You are a Great Basin Wildrye! You are slow to open up to new people but once you do you your loyalty is unmatched. With a deep rooted sense of loyalty, you will stand by your friends and family to the end. You prefer wet winters and dry summers and have high tolerance for salty people. One of your best qualities is that you are not afraid to stand out and be your own person. Keep doing you!
Great Basin Wildrye (scientific name Leymus cinereus) is a large, robust, perennial bunchgrass averaging 2 to 5 feet tall. It has a deep, fibrous root system which provides excellent surface control and soil stabilization, making it a great restoration species. It is noted for its blue-green color and conspicuous seed heads. The Okanagan-Colville people use Great Basin Wildrye roots to create a decoction to treat internal hemorrhaging and other maladies.
You are a Broadleaf Cattail! A true jack of all trades. You have many talents and hobbies, including cooking, craftsmanship, and other creative activities, and you love to use these talents to help your friends and family. As a dominant personality type, you do well in large social gatherings and you make friends very easily.
Broadleaf Cattail (Scientific name Typha latifolia) is a perennial plant that can grow up to 7 feet tall. They require moist substrates, warm temperatures, and low oxygen concentrations for successful germination. Indigenous communities use this plant as a source of food and for construction material. For example, cattail pollen can be used as a flour substitute in baking, parts of the plant can be used as padding for beddings and pillows, and the leaves can be used as leaves and floor mats.
You are a Nebraska Sedge! A water person through and through, you love all things and sports water. As a water person, Spring and Summer are your favorite seasons, as you do not enjoy the cold. As a dominant member of your friend group you do not hesitate to take charge when needed to get things done.
Nebraska Sedge (Scientific name Carex nebrascensis) is a perennial sedge that dominates wetland communities. It is a valuable forage species, highly palatable to cattle, horses, and elk. Plants flower in June to August. Uses by Native Americans include using the fibers for mats and bedding and eating the rootstocks.
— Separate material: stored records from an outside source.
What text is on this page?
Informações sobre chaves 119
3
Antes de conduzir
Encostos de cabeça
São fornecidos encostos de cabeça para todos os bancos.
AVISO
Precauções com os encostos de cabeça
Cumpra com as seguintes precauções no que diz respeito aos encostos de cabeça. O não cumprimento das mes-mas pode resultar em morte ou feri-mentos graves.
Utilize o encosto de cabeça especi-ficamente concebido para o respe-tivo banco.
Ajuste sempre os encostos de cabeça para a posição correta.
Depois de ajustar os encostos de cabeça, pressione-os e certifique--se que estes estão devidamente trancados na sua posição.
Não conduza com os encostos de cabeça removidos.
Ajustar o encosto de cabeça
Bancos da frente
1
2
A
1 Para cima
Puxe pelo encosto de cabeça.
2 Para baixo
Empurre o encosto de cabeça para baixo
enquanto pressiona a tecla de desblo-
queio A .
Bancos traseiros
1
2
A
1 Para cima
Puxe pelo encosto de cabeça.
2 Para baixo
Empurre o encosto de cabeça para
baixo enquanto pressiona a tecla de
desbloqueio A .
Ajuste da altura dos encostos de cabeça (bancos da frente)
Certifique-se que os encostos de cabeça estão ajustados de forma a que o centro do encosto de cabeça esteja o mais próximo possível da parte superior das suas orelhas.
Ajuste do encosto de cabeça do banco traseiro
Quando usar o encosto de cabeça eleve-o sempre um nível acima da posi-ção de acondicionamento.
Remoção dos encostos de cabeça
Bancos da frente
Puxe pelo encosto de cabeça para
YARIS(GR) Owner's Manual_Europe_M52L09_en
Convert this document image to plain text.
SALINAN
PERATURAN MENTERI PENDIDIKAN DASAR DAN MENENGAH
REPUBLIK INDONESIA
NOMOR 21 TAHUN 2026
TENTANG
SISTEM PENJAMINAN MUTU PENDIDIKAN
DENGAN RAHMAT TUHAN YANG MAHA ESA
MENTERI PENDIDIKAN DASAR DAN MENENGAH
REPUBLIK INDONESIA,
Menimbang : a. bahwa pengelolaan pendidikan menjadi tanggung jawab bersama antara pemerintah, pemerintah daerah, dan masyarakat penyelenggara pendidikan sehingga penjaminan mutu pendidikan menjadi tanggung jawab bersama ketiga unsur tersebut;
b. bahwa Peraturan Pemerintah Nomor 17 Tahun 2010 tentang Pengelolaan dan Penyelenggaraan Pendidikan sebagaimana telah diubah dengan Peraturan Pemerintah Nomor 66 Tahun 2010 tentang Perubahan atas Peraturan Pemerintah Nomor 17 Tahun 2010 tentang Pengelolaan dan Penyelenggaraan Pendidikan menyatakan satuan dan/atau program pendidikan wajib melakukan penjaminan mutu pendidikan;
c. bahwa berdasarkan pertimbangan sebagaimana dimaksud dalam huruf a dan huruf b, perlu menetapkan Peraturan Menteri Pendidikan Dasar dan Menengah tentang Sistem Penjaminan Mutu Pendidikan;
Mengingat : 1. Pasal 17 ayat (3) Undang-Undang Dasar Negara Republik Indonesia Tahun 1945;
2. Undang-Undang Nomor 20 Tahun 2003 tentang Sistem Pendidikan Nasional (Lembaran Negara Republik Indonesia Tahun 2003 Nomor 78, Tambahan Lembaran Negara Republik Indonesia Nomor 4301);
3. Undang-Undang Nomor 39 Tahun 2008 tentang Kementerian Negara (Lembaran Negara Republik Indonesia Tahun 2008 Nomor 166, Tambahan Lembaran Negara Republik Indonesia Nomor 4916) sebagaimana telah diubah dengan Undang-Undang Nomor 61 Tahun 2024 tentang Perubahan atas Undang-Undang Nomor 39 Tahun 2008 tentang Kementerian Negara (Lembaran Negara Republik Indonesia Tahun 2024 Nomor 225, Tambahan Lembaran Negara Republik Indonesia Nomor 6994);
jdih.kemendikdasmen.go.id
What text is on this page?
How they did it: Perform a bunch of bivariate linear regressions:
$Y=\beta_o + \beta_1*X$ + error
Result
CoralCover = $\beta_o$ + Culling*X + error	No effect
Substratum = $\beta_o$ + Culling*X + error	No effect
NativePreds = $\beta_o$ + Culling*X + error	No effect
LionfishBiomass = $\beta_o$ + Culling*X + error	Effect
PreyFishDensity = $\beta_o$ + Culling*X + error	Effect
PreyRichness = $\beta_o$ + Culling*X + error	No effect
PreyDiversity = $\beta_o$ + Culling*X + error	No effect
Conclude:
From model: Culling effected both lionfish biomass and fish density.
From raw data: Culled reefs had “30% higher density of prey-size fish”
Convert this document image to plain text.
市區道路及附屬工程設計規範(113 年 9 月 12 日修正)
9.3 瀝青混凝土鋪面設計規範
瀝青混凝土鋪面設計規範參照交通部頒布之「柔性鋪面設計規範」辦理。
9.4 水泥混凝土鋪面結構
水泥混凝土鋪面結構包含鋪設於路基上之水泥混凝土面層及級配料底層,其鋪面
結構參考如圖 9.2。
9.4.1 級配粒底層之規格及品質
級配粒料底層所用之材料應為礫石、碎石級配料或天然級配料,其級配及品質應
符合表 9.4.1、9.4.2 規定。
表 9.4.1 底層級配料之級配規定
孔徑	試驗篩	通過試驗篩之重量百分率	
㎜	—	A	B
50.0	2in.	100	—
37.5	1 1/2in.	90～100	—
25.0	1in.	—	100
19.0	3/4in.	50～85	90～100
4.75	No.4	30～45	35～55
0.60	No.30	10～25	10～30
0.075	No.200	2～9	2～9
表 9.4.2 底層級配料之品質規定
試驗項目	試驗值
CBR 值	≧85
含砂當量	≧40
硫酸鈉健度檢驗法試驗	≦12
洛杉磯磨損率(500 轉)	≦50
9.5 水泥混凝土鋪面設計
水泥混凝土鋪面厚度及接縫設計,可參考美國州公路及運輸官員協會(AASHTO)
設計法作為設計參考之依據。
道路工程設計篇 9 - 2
You are an American Bulrush! You are quick to thrive in life! You love self growth and are constantly working on bettering yourself. You feel comfortable in social settings and love being in groups socializing.
American Bulrush (Scientific name Schoenoplectus californicus) is a perennial herb belonging to the sedge family. It thrives in freshwater or brackish marshes and requires full sun. They are excellent at controlling erosion, making it an ideal species for wetland restoration.